Kmart Corp. Chairman James Adamson said on Tuesday the bankrupt retailer will unveil its store closure plan on March 11, but dismissed some analyst forecasts that at least 500 stores would be shuttered.

Following a confetti-sprinkled, morale-boosting introduction of a new line of children's clothing, Adamson said the company will start closing stores in early August and will decide them "purely on financials."

Analysts have estimated that Kmart would shutter anywhere from 500 to 700 stores out of a total of more than 2,100. Asked about the lower number, Adamson said, "That's too high." 

Adamson said he hopes Kmart, which last month became the largest retailer ever to file for bankruptcy protection, will be have $35 billion in sales by next year, $2 billion below the level in fiscal 2001. The retailer will reveal its strategic plans later in August, he said. 

Adamson, a corporate turnaround specialist who took the reins as chairman last month, said Kmart will eliminate or scale back merchandise categories with lackluster sales, but declined to name specific areas. 

Shipments are "close to" its plan, with 80 percent of its shelves stocked, Adamson said. Some suppliers, including electronics vendors, have not resumed shipments to stores, he said. 

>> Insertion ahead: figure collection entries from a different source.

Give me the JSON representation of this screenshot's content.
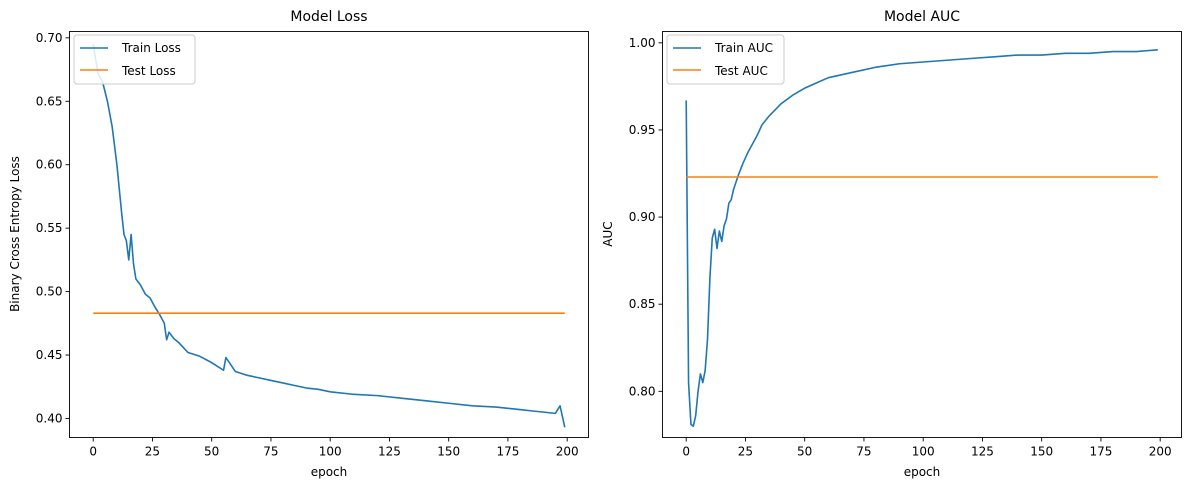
{
  "chart_data": [
    {
      "type": "line",
      "title": "Model Loss",
      "xlabel": "epoch",
      "ylabel": "Binary Cross Entropy Loss",
      "xlim": [
        -10,
        209
      ],
      "ylim": [
        0.385,
        0.705
      ],
      "xticks": [
        0,
        25,
        50,
        75,
        100,
        125,
        150,
        175,
        200
      ],
      "yticks": [
        0.4,
        0.45,
        0.5,
        0.55,
        0.6,
        0.65,
        0.7
      ],
      "ytick_labels": [
        "0.40",
        "0.45",
        "0.50",
        "0.55",
        "0.60",
        "0.65",
        "0.70"
      ],
      "legend_position": "upper-left",
      "series": [
        {
          "name": "Train Loss",
          "color": "#1f77b4",
          "x": [
            0,
            2,
            4,
            6,
            8,
            10,
            12,
            13,
            14,
            15,
            16,
            17,
            18,
            20,
            22,
            24,
            26,
            28,
            30,
            31,
            32,
            34,
            36,
            38,
            40,
            45,
            50,
            55,
            56,
            60,
            65,
            70,
            75,
            80,
            85,
            90,
            95,
            100,
            110,
            120,
            130,
            140,
            150,
            160,
            170,
            180,
            185,
            190,
            195,
            197,
            199
          ],
          "y": [
            0.695,
            0.672,
            0.665,
            0.65,
            0.63,
            0.6,
            0.562,
            0.545,
            0.54,
            0.525,
            0.545,
            0.522,
            0.51,
            0.505,
            0.498,
            0.495,
            0.488,
            0.482,
            0.475,
            0.462,
            0.468,
            0.463,
            0.46,
            0.456,
            0.452,
            0.449,
            0.444,
            0.438,
            0.448,
            0.437,
            0.434,
            0.432,
            0.43,
            0.428,
            0.426,
            0.424,
            0.423,
            0.421,
            0.419,
            0.418,
            0.416,
            0.414,
            0.412,
            0.41,
            0.409,
            0.407,
            0.406,
            0.405,
            0.404,
            0.41,
            0.393
          ]
        },
        {
          "name": "Test Loss",
          "color": "#ff7f0e",
          "x": [
            0,
            199
          ],
          "y": [
            0.483,
            0.483
          ]
        }
      ]
    },
    {
      "type": "line",
      "title": "Model AUC",
      "xlabel": "epoch",
      "ylabel": "AUC",
      "xlim": [
        -10,
        209
      ],
      "ylim": [
        0.7735,
        1.0065
      ],
      "xticks": [
        0,
        25,
        50,
        75,
        100,
        125,
        150,
        175,
        200
      ],
      "yticks": [
        0.8,
        0.85,
        0.9,
        0.95,
        1.0
      ],
      "ytick_labels": [
        "0.80",
        "0.85",
        "0.90",
        "0.95",
        "1.00"
      ],
      "legend_position": "upper-left",
      "series": [
        {
          "name": "Train AUC",
          "color": "#1f77b4",
          "x": [
            0,
            1,
            2,
            3,
            4,
            5,
            6,
            7,
            8,
            9,
            10,
            11,
            12,
            13,
            14,
            15,
            16,
            17,
            18,
            19,
            20,
            22,
            24,
            26,
            28,
            30,
            32,
            35,
            40,
            45,
            50,
            55,
            60,
            70,
            80,
            90,
            100,
            110,
            120,
            130,
            140,
            150,
            160,
            170,
            180,
            190,
            199
          ],
          "y": [
            0.967,
            0.805,
            0.781,
            0.78,
            0.786,
            0.8,
            0.81,
            0.805,
            0.812,
            0.83,
            0.865,
            0.888,
            0.893,
            0.882,
            0.892,
            0.886,
            0.895,
            0.899,
            0.908,
            0.91,
            0.916,
            0.924,
            0.931,
            0.937,
            0.942,
            0.947,
            0.953,
            0.958,
            0.965,
            0.97,
            0.974,
            0.977,
            0.98,
            0.983,
            0.986,
            0.988,
            0.989,
            0.99,
            0.991,
            0.992,
            0.993,
            0.993,
            0.994,
            0.994,
            0.995,
            0.995,
            0.996
          ]
        },
        {
          "name": "Test AUC",
          "color": "#ff7f0e",
          "x": [
            0,
            199
          ],
          "y": [
            0.923,
            0.923
          ]
        }
      ]
    }
  ]
}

"Everybody's kind of shellshocked," he said, referring to shareholders, employees and vendors reacting to the bankruptcy filing. 

REACHING OUT TO URBAN MARKETS 

In a retailing landscape increasingly ruled by leviathan Wal-Mart Stores Inc. , Kmart has struggled to find its niche. It has lost market share to both Wal-Mart and Target Corp. in recent years, as customers found rival stores better organized, better stocked and often with lower prices. 

"We need to bring the focus back to Kmart," Adamson said. "Who are we? We're still trying to define that." 

One way to overcome its identity crisis is by zeroing in on urban markets, he said. Black, Asian, Latino and American Indian shoppers account for 40 percent of sales. 

Kmart also wants to draw in customers by bulking up on popular brands only available in its stores, including Martha Stewart housewares and linens. Adamson said Kmart plans to expand the line, but he declined to give details. 

The Troy, Michigan-based retailer debuted an exclusive Disney Co. brand of children's clothing last month, targeting an older group than its Sesame Street apparel. 

Kmart's vice president of apparel and jewelry, Lorna Nagler, said Kmart made the Disney deal because of its "great appeal" to customers across all ethnic backgrounds. 

Adamson said Kmart is actively considering other license deals, but cautioned they would take time due to the bankruptcy proceedings. 

Adamson said Kmart was exploring increased benefits and bonuses to employees, and has begun matching contributions to employee 401k retirement funds. 

It was not immediately known how many jobs would be cut due to the coming store closures. 

SHEDDING SCARLET LETTER 

Kmart is the third company that Adamson has been hired to guide out of bankruptcy. A low-profile member of Kmart's board since 1996, he is credited with reviving the Denny's restaurant chain in the late 1990s after race discrimination lawsuits damaged its reputation. 

Adamson said it would be more difficult to breathe life back into Kmart than it was at Denny's because of Kmart's enormity. "This is not a complicated bankruptcy. It's a big bankruptcy," he said. 

He said that while Kmart lawyers have targeted next summer for emerging from Chapter 11, he wants it done sooner. 

"Our people are aware of the scarlet letter of Chapter 11, and we'd like to get that removed as soon as possible," he said. "Every day, it hurts this company." 

Shares of Kmart, which have plunged 88 percent over the past year, closed off a penny to $1.13 Tuesday on the New York Stock Exchange.